Every Christmas when you got drunk
I told the children you were not drunk
And I said “Tommy, you’re not being bad”
It’s just Christmas makes Mommy mad”
“Carol of Intimacy”
Leave me alone! Please go away!
I’m doing fine! Just get away!
Leave me alone! Please go away!
I’m doing fine! Just get away!
Leave me alone! Please go away!
I’m doing fine! Just get away!
Regarding all of that airplane talk and Stella’s comment about emigration, let me point out that for a local boy like me who has all of his family AND in-laws very close to home Christmas is just as fraught with chilling excitement but I don’t get to leave afterwards!
Adriean and I dream and scheme about taking family trips that just happen to take place over the holidays.
Any East Coasters who are down for the cause desperately need us to visit around, oh, let’s say, the 24th of December?
great post dave–i keep wanting to sing to it…
We’ve had this conversation before, and I realize that I’m ten years into the excuse that we can’t possibly travel at the holidays with two children (especially when the second one is big enough to require the *fourth* ticket), but I really believe there has to come a time in a person’s life when you say, “Mother, I’m 30+ years old. I have other ways to spend my holiday. If you’d like to come visit me in New York next spring I’d be delighted.”
For whatever reason (re: congenital frugality, appropriate to the semi-impoversihment of having several children) my parents never really expected people to fork out money they didn’t have to travel for the holidays, and I’m grateful. For one thing, it’s allowed me to build holiday traditions with friends — the Thanksgiving bash inaugurated by Mark and Pandora and then extended to gargantuan proportions by Karen and taken up and down the coast by people like Bacon and Andrea — which have come to be pretty meaningful to me. It’s not the idea of spending holidays with family that bothers me so much; it’s the idea that people don’t feel like they have a choice in the matter.
Stand up for your rights, young man! We’d love to see you Christmas day. If they really want to give you those CDs they can put them in the mail with a nice card and some much needed moolah.

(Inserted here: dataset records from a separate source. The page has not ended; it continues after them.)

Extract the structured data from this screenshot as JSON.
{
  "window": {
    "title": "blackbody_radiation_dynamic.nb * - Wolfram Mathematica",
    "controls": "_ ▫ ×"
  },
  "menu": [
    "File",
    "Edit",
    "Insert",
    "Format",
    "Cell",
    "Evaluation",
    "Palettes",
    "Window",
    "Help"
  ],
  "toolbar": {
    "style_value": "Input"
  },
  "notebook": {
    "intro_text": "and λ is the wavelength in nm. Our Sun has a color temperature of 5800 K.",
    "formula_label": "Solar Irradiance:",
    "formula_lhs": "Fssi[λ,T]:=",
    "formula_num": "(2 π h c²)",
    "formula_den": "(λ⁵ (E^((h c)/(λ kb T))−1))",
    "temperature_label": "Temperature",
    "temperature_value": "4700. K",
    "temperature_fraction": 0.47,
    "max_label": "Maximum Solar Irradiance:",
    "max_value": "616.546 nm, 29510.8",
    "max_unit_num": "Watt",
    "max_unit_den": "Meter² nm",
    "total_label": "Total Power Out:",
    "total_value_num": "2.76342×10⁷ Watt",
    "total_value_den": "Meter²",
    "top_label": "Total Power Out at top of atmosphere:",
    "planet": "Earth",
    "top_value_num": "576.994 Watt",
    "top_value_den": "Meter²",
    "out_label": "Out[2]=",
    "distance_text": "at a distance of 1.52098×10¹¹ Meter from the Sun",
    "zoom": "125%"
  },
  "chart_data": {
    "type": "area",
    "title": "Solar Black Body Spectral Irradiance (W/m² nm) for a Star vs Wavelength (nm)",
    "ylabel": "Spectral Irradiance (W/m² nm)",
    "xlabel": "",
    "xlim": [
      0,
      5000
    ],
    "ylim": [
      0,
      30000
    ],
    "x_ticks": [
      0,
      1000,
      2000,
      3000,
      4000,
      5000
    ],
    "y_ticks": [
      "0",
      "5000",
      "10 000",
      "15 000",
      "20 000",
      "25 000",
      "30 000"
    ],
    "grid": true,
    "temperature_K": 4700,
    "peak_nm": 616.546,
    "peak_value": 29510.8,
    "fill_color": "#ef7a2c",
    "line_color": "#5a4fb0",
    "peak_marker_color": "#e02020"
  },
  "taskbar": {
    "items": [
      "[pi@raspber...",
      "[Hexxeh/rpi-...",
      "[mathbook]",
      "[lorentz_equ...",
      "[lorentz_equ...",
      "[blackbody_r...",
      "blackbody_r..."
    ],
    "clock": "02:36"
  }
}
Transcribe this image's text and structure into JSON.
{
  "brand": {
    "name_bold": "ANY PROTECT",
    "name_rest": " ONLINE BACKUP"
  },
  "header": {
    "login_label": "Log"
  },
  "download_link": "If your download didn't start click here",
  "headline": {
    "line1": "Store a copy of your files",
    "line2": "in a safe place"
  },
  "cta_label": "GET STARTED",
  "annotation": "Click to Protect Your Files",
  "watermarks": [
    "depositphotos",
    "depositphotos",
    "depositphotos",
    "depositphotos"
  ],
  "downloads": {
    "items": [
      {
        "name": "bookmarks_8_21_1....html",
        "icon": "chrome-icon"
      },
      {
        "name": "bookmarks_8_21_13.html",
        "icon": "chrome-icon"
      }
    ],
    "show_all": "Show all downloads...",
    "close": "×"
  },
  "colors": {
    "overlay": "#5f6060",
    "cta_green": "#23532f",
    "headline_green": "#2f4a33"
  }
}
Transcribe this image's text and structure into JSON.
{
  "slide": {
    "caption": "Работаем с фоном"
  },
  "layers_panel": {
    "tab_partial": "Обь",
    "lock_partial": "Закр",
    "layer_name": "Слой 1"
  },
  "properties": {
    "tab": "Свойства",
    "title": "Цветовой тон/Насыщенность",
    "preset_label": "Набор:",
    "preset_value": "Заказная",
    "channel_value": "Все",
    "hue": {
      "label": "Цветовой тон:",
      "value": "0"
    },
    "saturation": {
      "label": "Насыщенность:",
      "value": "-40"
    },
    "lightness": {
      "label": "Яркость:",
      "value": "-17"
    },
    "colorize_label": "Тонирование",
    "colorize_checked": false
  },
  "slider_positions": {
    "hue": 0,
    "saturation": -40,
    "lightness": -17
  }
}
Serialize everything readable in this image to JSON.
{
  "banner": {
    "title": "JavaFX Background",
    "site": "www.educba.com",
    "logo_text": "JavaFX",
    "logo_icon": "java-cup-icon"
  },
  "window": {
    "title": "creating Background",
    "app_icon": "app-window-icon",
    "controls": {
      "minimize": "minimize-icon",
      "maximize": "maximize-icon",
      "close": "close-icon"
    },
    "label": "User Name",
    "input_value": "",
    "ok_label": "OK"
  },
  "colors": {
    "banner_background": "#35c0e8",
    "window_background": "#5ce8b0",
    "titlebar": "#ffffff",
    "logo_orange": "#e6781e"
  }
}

As one who checked out of the family holiday nightmare scene long ago, recreating it on a more humane level (thanks for the props Bryan) and now feeling stranded in a suburban wasteland once again without the interesting cast, I relate to every part of this post. Except of course the consumption. I like consumption, especially with gravy. Once again, your range amazes me.
I once loved a girl with consumption, but then it killed her.
Mmm, tuberculosis and gravy. Isn’t that a Beck song?
That Beck, all that and now stickers! He thinks of everything, I think I’ll go buy a CD right now, driving the economy with music. cough, cough.